James Preller

James Preller

by Zoe Milenkovic

Gotham Children’s Book teacher James Preller candidly admits, “I wasn’t a reader as a kid.”

When he was young, his dream career was to play baseball for the New York Mets. He describes his childhood self as a doer, spending his time running around and playing sports.

Nevertheless, James began his career as a junior copywriter at Scholastic in 1985, where he stumbled into the world of children’s books. He quickly found a deep respect for the genre and its audience. The next year he published his first children’s book, MAXX TRAX: Avalanche Rescue, a very 80s adventure about superpowered trucks.

James attributes his storytelling ability to one of life’s surprises: he never grew up. His fifteen-year-old blog, jamespreller.com, acts as a personal archive. There, he explains this secret to his success, “I care the same way that I cared when I was ten years old.”

James has written over thirty books, with topics ranging from pirates to cyberbullying. According to James, it’s the young readers that keep the job rewarding. Not only does he continue to visit schools, but he also responds to fan letters on his blog with honest answers and touching anecdotes.

In all of James’s books, character drives the story. “As a writer, you have to be every character,” James notes. As the most important aspect of the story, James believes it’s crucial to know the characters inside out. Not just who the character is, but what they want, how they think, and even what their room looks like.

Despite its importance to Preller, character is not always the first thing that comes to mind. “Sometimes I’ll have ideas that I need to inhabit,” James observes. Speaking to his writing process, James tends to chip away at these ideas, rather than let them run wild. Unlike many authors, he writes a careful first draft. “People will say, ‘you should write horribly,’ ‘your first draft’s awful,’ and then go back and revise. And I don't do that.” Instead, he revises as he goes, saying, “I tend to go back and back and back, and still try to move forward.”

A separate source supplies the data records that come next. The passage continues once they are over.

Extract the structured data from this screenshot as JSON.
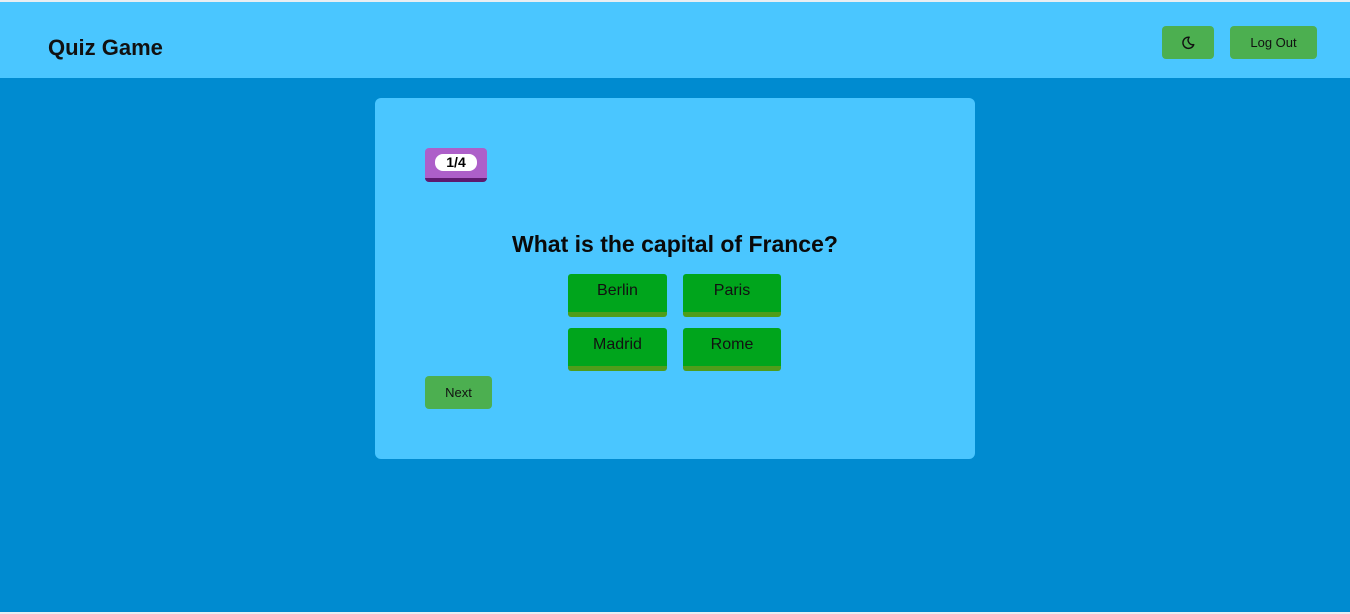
{
  "header": {
    "title": "Quiz Game",
    "theme_toggle_icon": "moon-icon",
    "logout_label": "Log Out"
  },
  "quiz": {
    "progress": "1/4",
    "current_question": 1,
    "total_questions": 4,
    "question": "What is the capital of France?",
    "answers": [
      "Berlin",
      "Paris",
      "Madrid",
      "Rome"
    ],
    "next_label": "Next"
  },
  "colors": {
    "page_background": "#008bd0",
    "header_background": "#4ac6ff",
    "card_background": "#4ac6ff",
    "answer_button": "#00a51c",
    "action_button": "#4caf50",
    "progress_badge": "#ad5fc9"
  }
}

But overall, James sees each person’s writing process as an individual’s preference. The most crucial part of being a writer is learning through doing, finding what your own system looks like. He explains, “Ultimately, you have to figure out who you are and what works best for you. And it may change from book to book.”

This philosophy of learning through trying resonates through James’s Gotham classes. He dislikes the idea of promising, ‘this is how you write a bestseller’ or ‘this is how you get published.' Instead, he adds “What I really want to do is help inspire and activate writing and creativity.”

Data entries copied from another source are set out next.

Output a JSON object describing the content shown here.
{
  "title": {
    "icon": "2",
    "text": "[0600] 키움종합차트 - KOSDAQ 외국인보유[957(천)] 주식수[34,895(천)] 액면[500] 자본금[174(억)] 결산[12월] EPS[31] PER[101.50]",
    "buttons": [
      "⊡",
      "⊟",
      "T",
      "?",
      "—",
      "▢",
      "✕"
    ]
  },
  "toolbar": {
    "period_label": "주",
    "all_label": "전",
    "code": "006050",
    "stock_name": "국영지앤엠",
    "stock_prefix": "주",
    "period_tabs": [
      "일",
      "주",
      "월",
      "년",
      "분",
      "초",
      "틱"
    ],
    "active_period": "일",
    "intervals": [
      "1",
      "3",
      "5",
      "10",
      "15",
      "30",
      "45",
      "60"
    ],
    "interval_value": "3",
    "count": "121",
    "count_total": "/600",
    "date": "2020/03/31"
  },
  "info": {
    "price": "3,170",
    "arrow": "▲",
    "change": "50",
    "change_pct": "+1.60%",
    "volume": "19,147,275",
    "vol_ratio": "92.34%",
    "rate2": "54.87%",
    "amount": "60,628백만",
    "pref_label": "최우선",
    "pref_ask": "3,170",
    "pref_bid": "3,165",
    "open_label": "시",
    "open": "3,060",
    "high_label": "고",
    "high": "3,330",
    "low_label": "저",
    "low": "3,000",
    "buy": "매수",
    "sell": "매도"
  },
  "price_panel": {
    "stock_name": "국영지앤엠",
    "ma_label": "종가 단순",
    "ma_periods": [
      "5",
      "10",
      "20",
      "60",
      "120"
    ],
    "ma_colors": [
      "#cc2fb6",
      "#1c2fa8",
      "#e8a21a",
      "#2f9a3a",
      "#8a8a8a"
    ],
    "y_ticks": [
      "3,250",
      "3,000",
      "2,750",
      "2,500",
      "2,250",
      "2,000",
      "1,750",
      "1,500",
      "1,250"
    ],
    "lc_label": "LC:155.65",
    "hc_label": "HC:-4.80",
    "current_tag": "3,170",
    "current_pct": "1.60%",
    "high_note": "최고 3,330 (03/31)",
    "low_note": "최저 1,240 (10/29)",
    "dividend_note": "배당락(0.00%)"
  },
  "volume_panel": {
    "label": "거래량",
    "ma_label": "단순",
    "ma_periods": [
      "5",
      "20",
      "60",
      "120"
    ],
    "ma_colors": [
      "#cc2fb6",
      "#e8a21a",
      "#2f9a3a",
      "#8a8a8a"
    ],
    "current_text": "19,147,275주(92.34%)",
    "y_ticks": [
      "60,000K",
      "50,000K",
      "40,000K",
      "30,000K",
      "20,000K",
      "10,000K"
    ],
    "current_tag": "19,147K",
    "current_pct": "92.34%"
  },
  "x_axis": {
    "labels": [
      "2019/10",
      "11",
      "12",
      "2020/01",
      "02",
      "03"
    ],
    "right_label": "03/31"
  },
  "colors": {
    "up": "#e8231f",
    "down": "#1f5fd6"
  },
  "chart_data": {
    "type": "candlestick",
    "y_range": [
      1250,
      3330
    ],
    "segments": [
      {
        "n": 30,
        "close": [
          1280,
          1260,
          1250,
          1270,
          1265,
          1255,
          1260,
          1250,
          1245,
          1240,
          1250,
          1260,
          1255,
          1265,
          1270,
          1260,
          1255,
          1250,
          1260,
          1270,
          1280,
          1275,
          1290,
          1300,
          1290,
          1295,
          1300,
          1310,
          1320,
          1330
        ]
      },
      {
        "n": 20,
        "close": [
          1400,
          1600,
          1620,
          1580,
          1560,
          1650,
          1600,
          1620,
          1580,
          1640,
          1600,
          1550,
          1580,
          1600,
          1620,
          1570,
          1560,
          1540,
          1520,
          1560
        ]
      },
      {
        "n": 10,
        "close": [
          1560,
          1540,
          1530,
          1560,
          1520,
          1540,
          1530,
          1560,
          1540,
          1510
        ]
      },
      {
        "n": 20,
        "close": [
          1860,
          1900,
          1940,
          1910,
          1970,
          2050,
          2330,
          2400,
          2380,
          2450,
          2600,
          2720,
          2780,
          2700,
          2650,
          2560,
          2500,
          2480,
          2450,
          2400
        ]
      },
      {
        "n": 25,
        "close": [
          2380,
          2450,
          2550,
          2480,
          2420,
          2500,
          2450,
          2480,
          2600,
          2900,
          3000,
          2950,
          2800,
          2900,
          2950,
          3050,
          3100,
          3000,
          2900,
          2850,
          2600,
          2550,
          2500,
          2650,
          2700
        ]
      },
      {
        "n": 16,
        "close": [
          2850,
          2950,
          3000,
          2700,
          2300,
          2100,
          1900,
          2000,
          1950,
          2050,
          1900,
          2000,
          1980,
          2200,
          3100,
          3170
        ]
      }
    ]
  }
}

James compares learning writing to skiing. A ski instructor can teach someone how to start and stop, and how to get up when they fall down, but in the end, “the mountain is going to teach you how to ski.” The empty sheet of paper serves as a writer’s bunny slope. In this way, James encourages learning and productivity through trial and error, through doing. Just like a kid, running around, having no idea, but figuring it out.

James touches on this topic further on his blog, bringing it back to his childhood love of baseball. He mentions the legend Ted Williams: “When asked about his goals for the upcoming season—Did he hope to bat for a .350 average? Mash 40 homers?—Williams replied, simply, that his goal was to put a good swing on the ball.”